Kam dazu, dass wissenschaftliche Erkenntnisse sich im Lauf der Zeit verändern, Moden auch. Und nicht zuletzt fanden auf dem Berg neue Ausgrabungen statt. So, wie der Text, der 1998 erschien, auf dem Papier steht, ist er nicht mehr zu halten. So viel ist zu ändern, zu streichen, dass ich das Buch in der Urform nicht neu auflegen lassen kann. Denn ich kann 2013 nicht mehr hinter diesem Text stehen - er ist in großen Teilen überholt, auch meine eigenen Meinungen haben sich verändert. Ein Fall für Depublikation ...

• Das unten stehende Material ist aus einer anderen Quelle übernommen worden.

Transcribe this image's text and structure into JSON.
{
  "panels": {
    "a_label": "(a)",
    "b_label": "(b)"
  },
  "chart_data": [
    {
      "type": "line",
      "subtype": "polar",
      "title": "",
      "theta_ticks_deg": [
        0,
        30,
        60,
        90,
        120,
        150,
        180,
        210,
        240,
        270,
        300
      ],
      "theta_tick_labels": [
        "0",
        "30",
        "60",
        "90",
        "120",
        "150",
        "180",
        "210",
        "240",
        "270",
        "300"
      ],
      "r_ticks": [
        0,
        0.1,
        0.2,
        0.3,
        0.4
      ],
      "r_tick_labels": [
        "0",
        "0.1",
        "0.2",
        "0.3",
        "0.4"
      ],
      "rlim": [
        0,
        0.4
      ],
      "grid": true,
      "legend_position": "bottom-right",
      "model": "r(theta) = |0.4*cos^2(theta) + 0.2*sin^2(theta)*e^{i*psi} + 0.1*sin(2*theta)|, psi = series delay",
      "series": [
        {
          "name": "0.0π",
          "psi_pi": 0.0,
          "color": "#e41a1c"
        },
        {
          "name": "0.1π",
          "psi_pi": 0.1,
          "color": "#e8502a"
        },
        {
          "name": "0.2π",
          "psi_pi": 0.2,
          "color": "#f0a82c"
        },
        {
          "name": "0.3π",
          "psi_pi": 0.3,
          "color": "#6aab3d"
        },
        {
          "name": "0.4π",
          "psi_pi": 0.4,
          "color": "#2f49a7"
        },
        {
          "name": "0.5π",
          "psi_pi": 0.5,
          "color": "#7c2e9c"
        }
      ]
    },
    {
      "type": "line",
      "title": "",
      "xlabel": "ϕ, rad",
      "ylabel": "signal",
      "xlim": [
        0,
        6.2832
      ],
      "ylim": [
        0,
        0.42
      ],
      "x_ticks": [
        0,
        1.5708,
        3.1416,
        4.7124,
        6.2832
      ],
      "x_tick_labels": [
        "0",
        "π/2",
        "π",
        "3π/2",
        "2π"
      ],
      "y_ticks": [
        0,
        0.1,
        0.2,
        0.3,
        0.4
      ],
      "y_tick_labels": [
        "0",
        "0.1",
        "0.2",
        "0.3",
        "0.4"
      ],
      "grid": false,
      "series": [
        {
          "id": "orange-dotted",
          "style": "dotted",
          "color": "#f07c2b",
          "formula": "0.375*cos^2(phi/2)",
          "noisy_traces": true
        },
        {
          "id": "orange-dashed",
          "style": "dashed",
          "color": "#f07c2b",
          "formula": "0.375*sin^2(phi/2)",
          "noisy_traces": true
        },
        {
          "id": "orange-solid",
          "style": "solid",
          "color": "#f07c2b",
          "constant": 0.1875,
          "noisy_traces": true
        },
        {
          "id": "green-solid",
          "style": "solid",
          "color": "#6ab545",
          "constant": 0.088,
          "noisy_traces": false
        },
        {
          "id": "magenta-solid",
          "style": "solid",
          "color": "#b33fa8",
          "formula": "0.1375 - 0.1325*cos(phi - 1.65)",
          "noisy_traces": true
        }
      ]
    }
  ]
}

Ebenfalls nicht schön waren damals manche Auswüchse im Publikum, die mich völlig überrollten, denn hier in Frankreich wird man nicht gleich als Spinner angeschaut, wenn man das Wort "Schalensteine" oder "Schamanismus" in den Mund nimmt. Leider hat mich da die PR-Arbeit in ein Licht gestellt, in das ich eigentlich nicht wollte. Ich erlebte Dinge, die ich nie wieder erleben möchte: Frauen, die beim Signieren fast auf die Knie fielen und mich fragten, in welcher Geheimloge ich initiiert sei; Neonazis, die meine Lesung stürmten und von ihrem sauigeligen Möchtegerngral erzählen wollten, den sie mal schnell auf dem Berg geortet haben wollten. Der angebliche Nachfahre des Leibarztes des Kaisers von China kontaktierte mich telefonisch, weil ich dringend meinen Namen für seine Seminare hergeben sollte, bei denen man offensichtlich für viel Geld in den dritten Grad des Schwachsinns levitierte. Und als ich selbst eine historische Führung auf dem Berg anbot, wurde ich ständig mit Fragen gelöchert wie: "Spüren Sie auch diese gelb-schwarz gepünktelte Aura um diesen Stein?" Eine Frau war kurz davor, zum Notfall für den Rettungsdienst zu werden, fiel mir mit einem nicht enden wollenden Heulkrampf in die Arme: Sie hatte zum ersten Mal seit 20 Jahren bewusst den Wind auf ihrer Haut gespürt (ja, eine Szene im späteren Roman "Alptraum mit Plüschbär" lässt grüßen).

Es kostete mich immer mehr Kraft, mich solch einen Publikum zu stellen. Gewiss waren über 90% aller Zuhörer bei Vorträgen normale Menschen, aber die Ausgeflippten hefteten sich umso klebriger an meine Fersen. Ich wollte ernst genommen werden, nicht ständig versucht sein müssen, den sozialpsychiatrischen Dienst für meine Fans anrufen zu müssen.
Zwei Jahre hat mich jene Art der PR gekostet, bis ich durch harte Arbeit endlich wieder beweisen konnte: Ich bin nicht diese Esoterik-Maus, die ihr euch wünscht! Ich beschäftige mich auch mal mit Randthemen, aber nicht, ohne meinen Grips auszuschalten. Und ich kann Erleuchtungen am laufenden Meter im Wochenendseminar überhaupt nicht leiden. Mein persönlicher Glücksfall war ein Engagement durch die BBC, die das fachliche Wissen in meinem zweiten Buch erkannt hatten und mich gemeinsam mit zwei weltbekannten Wissenschaftlerinnen auftreten ließen. Ich hatte den falschen Kokon abgestreift und konnte endlich neu anfangen. "Geheimnis Odilienberg" war für mich nun Schnee von gestern.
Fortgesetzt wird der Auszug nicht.